Nous pouvons entendre ici Maître Eckhart dire «je prie Dieu qu’il me libère de Dieu ». Le poème nous éloigne d’une vue où nous serions un vide issu d’un plein. La source est elle-même vacuité. Car tout ce qui pourrait nous donner un fondement, ne serait-ce que dans les mots, serait une entrave à la radicale transformation de l’éveil.

Quand l’esprit unifié est libre du trouble, rien au monde n’est une offense.

L’esprit unifié, c’est l’esprit qui n’est plus ancré dans les méandres des attractions et des répulsions. Le trouble, c’est ce qui peut monter de l’attachement à cette position de l’esprit qui n’est plus affecté par la succession des états d’âme. Aussi lorsque l’esprit est unifié, il ne reste plus qu’à lâcher cet esprit lui-même.

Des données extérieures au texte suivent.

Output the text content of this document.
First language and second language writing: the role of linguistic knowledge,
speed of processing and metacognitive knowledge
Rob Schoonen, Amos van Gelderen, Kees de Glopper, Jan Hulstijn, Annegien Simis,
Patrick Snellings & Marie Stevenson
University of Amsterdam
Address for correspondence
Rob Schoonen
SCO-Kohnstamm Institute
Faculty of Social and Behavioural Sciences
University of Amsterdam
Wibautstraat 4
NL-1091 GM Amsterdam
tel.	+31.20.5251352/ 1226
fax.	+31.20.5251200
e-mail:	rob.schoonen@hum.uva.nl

L’offense, c’est tout obstacle sur lequel l’ego bute, lorsqu’il s’enracine dans le sentiment de sa centralité. L’état dénué d’esprit, c’est le Ch’an, l’état où ni le monde ni l’esprit ne peuvent plus s’offenser l’un l’autre parce qu’ils ne peuvent plus « buter » l’un sur l’autre. Ce qui ne veut pas dire que les souffrances du monde ne sont plus perçues, mais qu’elles le sont depuis un endroit où une réponse non réactive, juste, adaptée, peut apparaître.

Ce qui n’offense plus cesse d’exister de l’ancienne façon.

Une fois déconditionné l’esprit conditionné, nous ne sommes plus dans la réactivité sans fin du « j’aime », « je n’aime pas ». Nos opinions sur les choses ne nous font plus souffrir. Mais la fin de la réactivité n’est pas le but recherché. Le but recherché est plutôt l’entrée dans une nouvelle façon d’exister. Il ne s’agit pas de devenir passif, mais d’être actif avec le monde plutôt que dans une réactivité au monde. L’attention aux choses n’a rien à voir avec une mise à distance des choses, mais bien plus avec un « prendre soin des choses ».